O futuro do biodiesel brasileiro consolidou-se como sinônimo de desenvolvimento socioeconômico, avanço tecnológico e segurança jurídica durante a VII Biodiesel Week, promovida pela União Brasileira do Biodiesel e Bioquerosene (Ubrabio) entre os dias 12 e 14 de agosto, em Brasília. A abertura oficial do evento contou com a participação da ministra da Ciência, Tecnologia e Inovação, Luciana Santos, ao lado de Irineu Boff, presidente do Conselho Superior da Ubrabio, e Donizete Tokarski, presidente executivo da entidade. O encontro também reuniu vozes fundamentais para o desenvolvimento científico, agrícola e energético do país, como Bruno Laviola, chefe-geral da Embrapa Agroenergia, Guilherme Campos, secretário de Política Agrícola do Ministério da Agricultura e Pecuária (MAPA), e Renato Dutra, secretário Nacional de Petróleo, Gás Natural e Biocombustíveis do Ministério de Minas e Energia (MME), além de Pietro Mendes, Secretário Nacional de Petróleo, Gás Natural e Biocombustíveis e Diretor da Agência Nacional do Petróleo, Gás Natural e Biocombustíveis (ANP).
Sob o tema “Agricultura e transição energética: produzir, alimentar e descarbonizar”, os painéis de debate evidenciaram como o mercado de biocombustíveis fortalece diretamente a indústria nacional. Os palestrantes ressaltaram que a cadeia do biodiesel é um elo vital que conecta a produção agrícola, a atração de investimentos, o desenvolvimento tecnológico e a geração intensiva de empregos. Ao agregar valor às matérias-primas nacionais, o setor impulsiona o parque fabril brasileiro e gera oportunidades dinâmicas de desenvolvimento regional.
A consolidação e a expansão segura rumo aos teores de B20 e B25 foram amplamente discutidas com base no programa nacional de testes de misturas. Esta iniciativa científica sem precedentes prevê 6.300 horas de testes mecânicos, 2.250 ensaios físico-químicos em cerca de 20 veículos leves, pesados e agrícolas, além de um gerador, consumindo um total de 330 mil litros de combustível. De acordo com a diretoria do Departamento de Biocombustíveis do MME, o programa, construído coletivamente com produtores, montadoras, distribuidoras, Petrobras e universidades, garantirá o avanço com total segurança técnica e jurídica, com conclusão prevista para fevereiro de 2027.
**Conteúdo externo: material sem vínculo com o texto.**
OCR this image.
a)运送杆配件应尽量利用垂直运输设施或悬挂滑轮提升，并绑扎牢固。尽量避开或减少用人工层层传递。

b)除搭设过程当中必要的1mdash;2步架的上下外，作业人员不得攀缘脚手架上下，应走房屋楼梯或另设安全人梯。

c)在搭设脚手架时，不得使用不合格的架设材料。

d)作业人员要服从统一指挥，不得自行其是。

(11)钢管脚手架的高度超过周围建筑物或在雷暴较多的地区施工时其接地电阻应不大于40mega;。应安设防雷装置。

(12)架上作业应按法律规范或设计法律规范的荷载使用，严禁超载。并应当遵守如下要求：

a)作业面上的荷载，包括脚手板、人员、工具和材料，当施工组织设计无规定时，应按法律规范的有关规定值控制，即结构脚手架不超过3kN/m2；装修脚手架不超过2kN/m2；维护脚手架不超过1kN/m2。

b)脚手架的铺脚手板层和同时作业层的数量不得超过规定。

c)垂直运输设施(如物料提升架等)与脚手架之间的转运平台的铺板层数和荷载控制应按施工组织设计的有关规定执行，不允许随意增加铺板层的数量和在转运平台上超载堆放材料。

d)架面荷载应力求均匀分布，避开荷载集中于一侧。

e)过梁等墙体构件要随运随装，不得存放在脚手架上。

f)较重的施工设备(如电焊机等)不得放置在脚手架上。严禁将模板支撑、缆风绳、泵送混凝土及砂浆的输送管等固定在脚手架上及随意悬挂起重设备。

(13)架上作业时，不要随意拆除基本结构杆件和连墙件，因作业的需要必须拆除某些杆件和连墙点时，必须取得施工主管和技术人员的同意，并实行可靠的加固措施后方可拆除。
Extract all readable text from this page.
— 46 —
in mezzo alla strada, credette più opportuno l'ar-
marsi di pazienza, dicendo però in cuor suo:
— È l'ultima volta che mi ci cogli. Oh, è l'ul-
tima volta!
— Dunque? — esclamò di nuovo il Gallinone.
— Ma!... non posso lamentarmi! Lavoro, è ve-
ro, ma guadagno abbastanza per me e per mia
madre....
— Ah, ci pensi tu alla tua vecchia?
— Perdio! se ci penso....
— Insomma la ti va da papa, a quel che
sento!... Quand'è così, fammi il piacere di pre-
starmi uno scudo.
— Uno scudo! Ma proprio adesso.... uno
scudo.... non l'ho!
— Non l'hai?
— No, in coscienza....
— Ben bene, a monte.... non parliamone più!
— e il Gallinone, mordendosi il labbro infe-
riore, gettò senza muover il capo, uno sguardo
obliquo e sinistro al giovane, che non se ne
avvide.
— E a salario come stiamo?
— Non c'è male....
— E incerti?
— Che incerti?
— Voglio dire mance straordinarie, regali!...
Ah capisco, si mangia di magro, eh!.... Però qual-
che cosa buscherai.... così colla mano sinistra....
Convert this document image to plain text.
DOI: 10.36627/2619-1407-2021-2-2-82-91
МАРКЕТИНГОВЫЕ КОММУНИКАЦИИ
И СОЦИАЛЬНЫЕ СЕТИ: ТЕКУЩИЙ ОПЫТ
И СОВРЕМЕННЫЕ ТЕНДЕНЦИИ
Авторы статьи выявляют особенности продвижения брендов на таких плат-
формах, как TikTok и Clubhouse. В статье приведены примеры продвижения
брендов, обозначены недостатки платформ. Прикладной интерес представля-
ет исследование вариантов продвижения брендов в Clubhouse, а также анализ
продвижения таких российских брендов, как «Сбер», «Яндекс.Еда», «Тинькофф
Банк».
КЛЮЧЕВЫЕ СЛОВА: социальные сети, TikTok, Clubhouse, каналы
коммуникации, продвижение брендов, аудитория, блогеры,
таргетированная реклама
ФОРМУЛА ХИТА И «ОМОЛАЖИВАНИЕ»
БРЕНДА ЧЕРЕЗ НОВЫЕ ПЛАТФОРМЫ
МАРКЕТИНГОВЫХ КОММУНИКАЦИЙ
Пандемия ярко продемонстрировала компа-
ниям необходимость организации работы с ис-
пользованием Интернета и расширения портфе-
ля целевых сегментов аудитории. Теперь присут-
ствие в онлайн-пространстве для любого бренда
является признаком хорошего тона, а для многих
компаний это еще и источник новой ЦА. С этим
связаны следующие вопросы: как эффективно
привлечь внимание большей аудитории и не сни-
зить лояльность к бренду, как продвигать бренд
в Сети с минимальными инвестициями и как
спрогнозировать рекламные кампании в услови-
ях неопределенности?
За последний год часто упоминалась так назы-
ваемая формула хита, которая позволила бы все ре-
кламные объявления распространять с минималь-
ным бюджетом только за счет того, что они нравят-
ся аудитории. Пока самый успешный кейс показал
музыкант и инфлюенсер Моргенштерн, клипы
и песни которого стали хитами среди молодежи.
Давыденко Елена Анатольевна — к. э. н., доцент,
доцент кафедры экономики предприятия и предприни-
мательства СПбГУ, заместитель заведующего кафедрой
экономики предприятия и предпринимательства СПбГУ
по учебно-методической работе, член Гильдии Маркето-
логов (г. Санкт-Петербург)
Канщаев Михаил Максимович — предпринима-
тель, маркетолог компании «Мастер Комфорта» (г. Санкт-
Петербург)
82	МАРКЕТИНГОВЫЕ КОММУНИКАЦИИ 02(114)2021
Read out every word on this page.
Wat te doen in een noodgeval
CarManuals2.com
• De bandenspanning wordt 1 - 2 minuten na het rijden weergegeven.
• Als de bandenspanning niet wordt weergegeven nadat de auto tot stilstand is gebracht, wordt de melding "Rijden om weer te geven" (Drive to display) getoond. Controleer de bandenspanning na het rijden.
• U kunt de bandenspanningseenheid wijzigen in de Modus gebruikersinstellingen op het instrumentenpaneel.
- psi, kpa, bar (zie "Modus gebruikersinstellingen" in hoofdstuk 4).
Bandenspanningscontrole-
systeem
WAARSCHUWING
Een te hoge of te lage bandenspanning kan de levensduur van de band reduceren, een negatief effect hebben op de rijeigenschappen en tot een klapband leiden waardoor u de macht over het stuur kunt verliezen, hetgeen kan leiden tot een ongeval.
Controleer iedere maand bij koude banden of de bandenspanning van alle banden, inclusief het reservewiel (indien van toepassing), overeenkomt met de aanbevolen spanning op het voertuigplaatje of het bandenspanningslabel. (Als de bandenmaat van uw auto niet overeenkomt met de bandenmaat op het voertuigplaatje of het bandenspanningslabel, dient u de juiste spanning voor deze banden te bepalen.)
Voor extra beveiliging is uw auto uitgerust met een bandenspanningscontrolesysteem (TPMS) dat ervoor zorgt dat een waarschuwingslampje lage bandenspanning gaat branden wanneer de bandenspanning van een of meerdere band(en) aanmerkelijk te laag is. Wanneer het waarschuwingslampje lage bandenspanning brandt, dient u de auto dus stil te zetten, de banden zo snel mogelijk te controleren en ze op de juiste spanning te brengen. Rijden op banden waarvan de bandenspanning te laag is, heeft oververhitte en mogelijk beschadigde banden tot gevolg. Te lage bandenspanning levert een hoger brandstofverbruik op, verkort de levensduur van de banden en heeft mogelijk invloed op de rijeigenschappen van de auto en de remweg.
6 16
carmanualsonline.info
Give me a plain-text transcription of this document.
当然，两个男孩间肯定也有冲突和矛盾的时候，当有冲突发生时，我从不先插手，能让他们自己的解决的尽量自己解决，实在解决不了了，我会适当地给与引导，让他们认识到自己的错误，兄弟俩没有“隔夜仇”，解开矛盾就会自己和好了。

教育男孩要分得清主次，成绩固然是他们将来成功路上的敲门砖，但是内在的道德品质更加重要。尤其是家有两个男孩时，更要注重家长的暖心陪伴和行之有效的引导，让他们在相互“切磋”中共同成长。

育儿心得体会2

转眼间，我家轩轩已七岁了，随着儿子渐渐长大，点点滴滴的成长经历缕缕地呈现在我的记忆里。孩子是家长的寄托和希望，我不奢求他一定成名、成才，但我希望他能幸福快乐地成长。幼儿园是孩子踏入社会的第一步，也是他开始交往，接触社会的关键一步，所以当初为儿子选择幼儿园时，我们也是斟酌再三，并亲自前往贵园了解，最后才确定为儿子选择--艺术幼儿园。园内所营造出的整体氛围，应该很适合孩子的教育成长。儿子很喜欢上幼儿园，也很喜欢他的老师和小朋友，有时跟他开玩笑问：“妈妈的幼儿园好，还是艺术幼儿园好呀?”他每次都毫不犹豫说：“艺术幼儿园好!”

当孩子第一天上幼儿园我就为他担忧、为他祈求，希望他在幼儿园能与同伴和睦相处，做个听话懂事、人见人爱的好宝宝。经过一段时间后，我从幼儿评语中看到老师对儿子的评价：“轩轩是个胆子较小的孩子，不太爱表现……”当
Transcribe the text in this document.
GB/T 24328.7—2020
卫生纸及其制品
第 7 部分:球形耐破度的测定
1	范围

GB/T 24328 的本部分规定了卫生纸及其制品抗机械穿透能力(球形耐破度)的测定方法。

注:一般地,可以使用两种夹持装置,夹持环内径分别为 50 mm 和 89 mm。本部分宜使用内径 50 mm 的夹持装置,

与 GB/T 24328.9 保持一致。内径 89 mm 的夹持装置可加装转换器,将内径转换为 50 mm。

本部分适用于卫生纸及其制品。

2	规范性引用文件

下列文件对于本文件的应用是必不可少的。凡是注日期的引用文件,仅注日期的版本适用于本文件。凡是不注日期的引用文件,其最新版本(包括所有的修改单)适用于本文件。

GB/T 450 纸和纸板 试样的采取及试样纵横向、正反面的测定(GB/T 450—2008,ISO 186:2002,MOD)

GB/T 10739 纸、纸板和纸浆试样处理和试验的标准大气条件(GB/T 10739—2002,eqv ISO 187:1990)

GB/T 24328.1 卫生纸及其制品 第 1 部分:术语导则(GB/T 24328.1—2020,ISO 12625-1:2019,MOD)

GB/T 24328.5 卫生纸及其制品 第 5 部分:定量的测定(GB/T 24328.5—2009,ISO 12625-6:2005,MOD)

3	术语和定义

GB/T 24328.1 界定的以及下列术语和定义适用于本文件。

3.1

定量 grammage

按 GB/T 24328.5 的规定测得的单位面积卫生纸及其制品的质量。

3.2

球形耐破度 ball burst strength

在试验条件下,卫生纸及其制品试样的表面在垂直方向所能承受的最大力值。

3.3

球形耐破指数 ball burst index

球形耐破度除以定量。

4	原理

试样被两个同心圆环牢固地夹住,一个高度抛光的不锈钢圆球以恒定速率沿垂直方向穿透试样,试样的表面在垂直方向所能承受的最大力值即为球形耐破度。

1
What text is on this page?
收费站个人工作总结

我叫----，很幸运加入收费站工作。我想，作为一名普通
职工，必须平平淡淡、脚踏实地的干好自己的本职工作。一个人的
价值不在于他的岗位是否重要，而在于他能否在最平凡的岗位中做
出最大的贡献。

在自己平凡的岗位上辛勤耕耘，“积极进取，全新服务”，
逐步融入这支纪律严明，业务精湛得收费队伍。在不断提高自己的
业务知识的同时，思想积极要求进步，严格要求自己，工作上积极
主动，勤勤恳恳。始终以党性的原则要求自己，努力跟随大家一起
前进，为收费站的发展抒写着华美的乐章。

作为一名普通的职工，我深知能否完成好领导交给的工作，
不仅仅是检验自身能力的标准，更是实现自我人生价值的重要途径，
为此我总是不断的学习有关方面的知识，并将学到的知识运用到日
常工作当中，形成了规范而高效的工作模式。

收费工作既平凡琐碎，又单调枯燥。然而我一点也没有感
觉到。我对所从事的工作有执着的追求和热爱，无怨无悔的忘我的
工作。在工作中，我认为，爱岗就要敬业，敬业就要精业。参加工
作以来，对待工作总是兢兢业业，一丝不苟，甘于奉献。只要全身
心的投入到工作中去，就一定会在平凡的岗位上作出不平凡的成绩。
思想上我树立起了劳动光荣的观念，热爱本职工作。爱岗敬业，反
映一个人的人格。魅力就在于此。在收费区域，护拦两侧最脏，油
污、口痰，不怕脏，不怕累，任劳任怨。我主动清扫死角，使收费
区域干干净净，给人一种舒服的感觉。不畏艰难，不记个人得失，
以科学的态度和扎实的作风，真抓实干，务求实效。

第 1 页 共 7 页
O impacto socioeconômico e ambiental de cada avanço na mistura obrigatória também ganhou destaque com dados altamente expressivos. Foi demonstrado que cada ponto percentual adicionado à mistura obrigatória representa cerca de 800 milhões de litros a mais de biodiesel consumidos por ano. Esse crescimento reverte-se diretamente na geração de 4 mil novos empregos, na inclusão e benefício de 5 mil famílias de agricultores familiares e na retirada de mais de 3 milhões de toneladas de CO₂ da atmosfera, gerando saúde pública e preservação ambiental.
Para coroar a programação oficial da semana de debates, os participantes realizaram uma visita técnica detalhada à indústria de biodiesel da Binatural, localizada em Formosa (GO). Durante a imersão, o grupo pôde acompanhar o rigoroso controle exercido no laboratório de qualidade, o funcionamento da moderna sala de supervisório, além de percorrer a planta industrial e o parque de tanques. O momento reforçou o alto nível tecnológico do setor e valorizou as pessoas que constroem, no dia a dia, esse patrimônio nacional.
Ao encerrar o evento, o presidente executivo da Ubrabio, Donizete Tokarski, defendeu que o biodiesel deve ser tratado sob uma ótica de Estado e soberania. “O biodiesel não é apenas uma alternativa ao diesel fóssil. Ele é uma política de desenvolvimento que conecta agricultura, indústria, ciência, tecnologia, geração de empregos e segurança energética”, afirmou Tokarski. Para a Ubrabio, o Brasil detém uma experiência única no planeta e precisa capitalizar essa vantagem competitiva para atrair novos investimentos, fomentar a inovação contínua e garantir a real soberania do país.